Mengambil Jarak dari Keramaian


 
sumber : link


Waktu itu baru menuju tengah malam ketika mobil terus bergerak menuju utara Bali setelah sebelumnya menjemput kami di pelabuhan Gilimanuk. Suasana pelabuhan Gilimanuk tadi begitu Hanya ada beberapa penjaga dan pedagang asongan yang nyaris tertidur karena tak juga kedapatan pelanggan. Suasana begitu gelap – seperti malam-malam biasanya. Bukankah malam memang tak pernah tidak gelap? Malam selalu begini, tidak pernah berubah sekalipun. Meski begitu, tetap banyak yang mencintainya. Mencintai sesuatu yang konstanta: sebuah ketetapan.

Aku bisa merasakan jalanan Bali yang lebih manusiawi dibandingkan jalan provinsi antara Magelang dan Yogyakarta. Semua itu menyebabkan kantukku bertambah. Sesekali, untuk menghilangkan rasa kantuk yang sebetulnya sudah aku tebus di atas kapal, aku melihat kanan dan kiri jalan yang dipenuhi oleh pohon-pohon besar yang menjulang tinggi. Kata seorang pria yang menjemput kami di pelabuhan tadi, tempat yang tengah kami lewati ini adalah daerah konservasi hutan. Kalau kami melewatinya di pagi atau siang hari, tentu saja pemandangannya tidak akan semenyeramkan ini. Sayangnya, kami berempat – minus Bli Putu (nama pria yang menjemput kami) memang ditakdirkan untuk menikmati pinggiran pulau Bali di tengah malam begini. Kereta kami yang berangkat dari Yogyakarta menuju Banyuwangi memang baru sampai pukul sembilan malam. Perjalanan empatbelas jam di kereta ternyata cukup melelahkan. Apalagi, dengan uang yang papasan, kami memilih kereta ekonomi yang sempit dan agak pengap.

Ketika kami sampai di tanah Banyuwangi, kami berempat berjalan sekitar duaratus sampai tigaratus meter untuk mengejar kapal feri di pelabuhan Ketapang. Hari itu – sebetulnya – tidak ada alasan khusus mengapa aku memutuskan untuk mendaftar sebagai relawan salah satu festival terbesar di Ubud. Mungkin bermaksud ingin pergi dan meninggalkan apa saja yang ada di Yogyakarta dan menepi di pulau seberang – meski hanya sepuluh hari. Atau memang – saat itu – aku memang harus pergi. Sudah waktunya pergi. Setelah sebelumnya menetap dan mengendap di suatu tempat sampai merasa begitu sumpek. Seolah memang harus ada jarak untuk menebus rindu yang disandera kesunyian. Mungkin memang telah tiba untuk menepi sejenak – mengambil jarak dari keramaian dan kebisingan yang telah menjelma jadi rutinitas.
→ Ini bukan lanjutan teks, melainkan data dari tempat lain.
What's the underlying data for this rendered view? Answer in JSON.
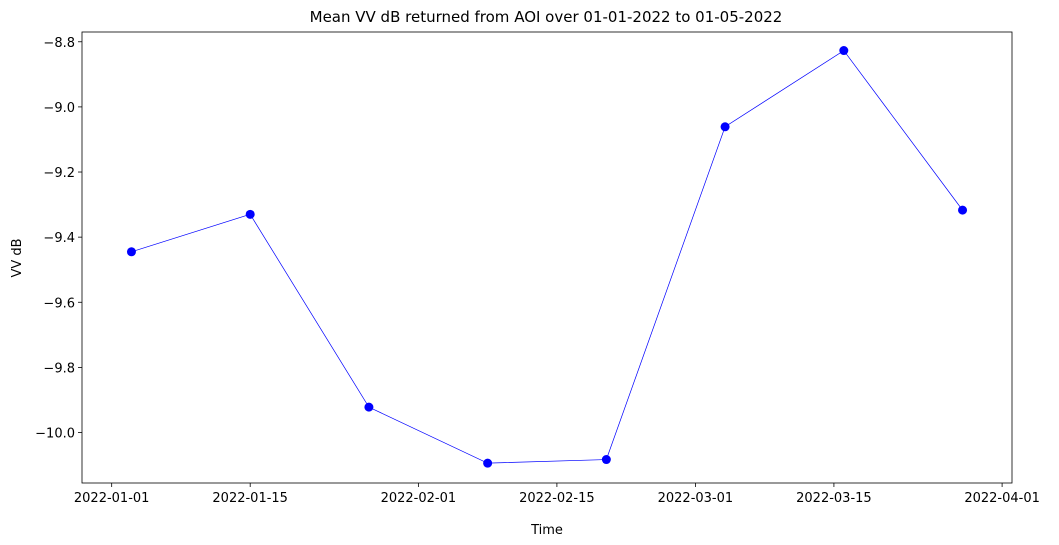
{
  "chart_data": {
    "type": "line",
    "title": "Mean VV dB returned from AOI over 01-01-2022 to 01-05-2022",
    "xlabel": "Time",
    "ylabel": "VV dB",
    "x_type": "date",
    "xlim": [
      "2021-12-29",
      "2022-04-02"
    ],
    "ylim": [
      -10.155,
      -8.77
    ],
    "grid": false,
    "line_color": "#0000ff",
    "marker_color": "#0000ff",
    "x_ticks": [
      {
        "value": "2022-01-01",
        "label": "2022-01-01"
      },
      {
        "value": "2022-01-15",
        "label": "2022-01-15"
      },
      {
        "value": "2022-02-01",
        "label": "2022-02-01"
      },
      {
        "value": "2022-02-15",
        "label": "2022-02-15"
      },
      {
        "value": "2022-03-01",
        "label": "2022-03-01"
      },
      {
        "value": "2022-03-15",
        "label": "2022-03-15"
      },
      {
        "value": "2022-04-01",
        "label": "2022-04-01"
      }
    ],
    "y_ticks": [
      {
        "value": -8.8,
        "label": "−8.8"
      },
      {
        "value": -9.0,
        "label": "−9.0"
      },
      {
        "value": -9.2,
        "label": "−9.2"
      },
      {
        "value": -9.4,
        "label": "−9.4"
      },
      {
        "value": -9.6,
        "label": "−9.6"
      },
      {
        "value": -9.8,
        "label": "−9.8"
      },
      {
        "value": -10.0,
        "label": "−10.0"
      }
    ],
    "series": [
      {
        "x": [
          "2022-01-03",
          "2022-01-15",
          "2022-01-27",
          "2022-02-08",
          "2022-02-20",
          "2022-03-04",
          "2022-03-16",
          "2022-03-28"
        ],
        "y": [
          -9.445,
          -9.33,
          -9.922,
          -10.094,
          -10.083,
          -9.061,
          -8.827,
          -9.317
        ]
      }
    ]
  }
}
Aku tidak punya saudara di Bali sebenarnya. Pengetahuanku tentang pulau yang baru aku kunjungi dua kali (minus perjalanan menuju Ubud) sangatlah minim. Saat itu, aku hanya berpikir untuk pergi agak jauh dengan uang yang tak seberapa. Ini bukan sebuah vakansi – tetapi cuman sekadar hasrat ingin bertemu dengan orang-orang yang berbeda. Tentu saja, misi ini dilakukan untuk menghapus seluruh rutinitas yang sempat aku lakukan di Jogja. Kalian bisa menyebutku aneh karena selalu tak punya tujuan yang jelas. Jika aku pergi, maka aku benar-benar pergi.  Kadang-kadang yang aku butuhkan hanya uang yang banyak saja. Agar tetap merasa aman di sepanjang jalan. Setidaknya, jika aku menyempatkan diri lagi untuk kabur, sesekali, aku bisa bermalam di hotel yang cukup mahal.

Kali pertama mengetahui aku dinyatakan lulus sebagai relawan, aku langsung kelimpungan mempertanyakan soal dana. Tiket kereta sampai Banyuwangi dan naik kapal feri memang cukup murah. Tetapi, aku tak tahu apa yang harus aku lakukan setelah sampai di Gilimanuk. Saat kebingungan seperti itu, aku menemukan penawaran menarik dari seorang bule yang sudah  cukup lama tinggal di Kalisada, salah satu desa di utara Bali. Melalui akun facebooknya, ia menulis di dinding grup facebook relawan jika ia menawari tumpangan dari Gilimanuk sampai Ubud.

Aku langsung tertarik. Menurutku, ini kesempatan emas untuk berhemat. Aku langsung mengontaknya, mengatakan padanya bahwa aku berniat untuk bergabung dengannya. Tentu saja dengan nada memelas bahwa aku tak pernah ke Ubud sebelumnya. Dan aku tak pernah menyangka akan dipertemukan oleh sepasang suami istri yang begitu hangat.

Saat kami berempat mulai ketakutan karena mobil melaju menuju rerimbunan semak-semak, salah satu dari kami khawatir jika ini adalah penipuan. Dan kami juga juga sempat was-was meski Bli Putu tidak akan mungkin sejahat itu. Wajahnya sangat lembut dan sering tersenyum. Jika kami semua terdiam di mobil karena menahan kantuk sekuat tenaga, beliau akan menceritakan hal-hal menarik soal Bali. Segala sesuatu hal yang tidak kami ketahui. Melalui ceritanya, aku mempercayainya dengan sepenuh hati.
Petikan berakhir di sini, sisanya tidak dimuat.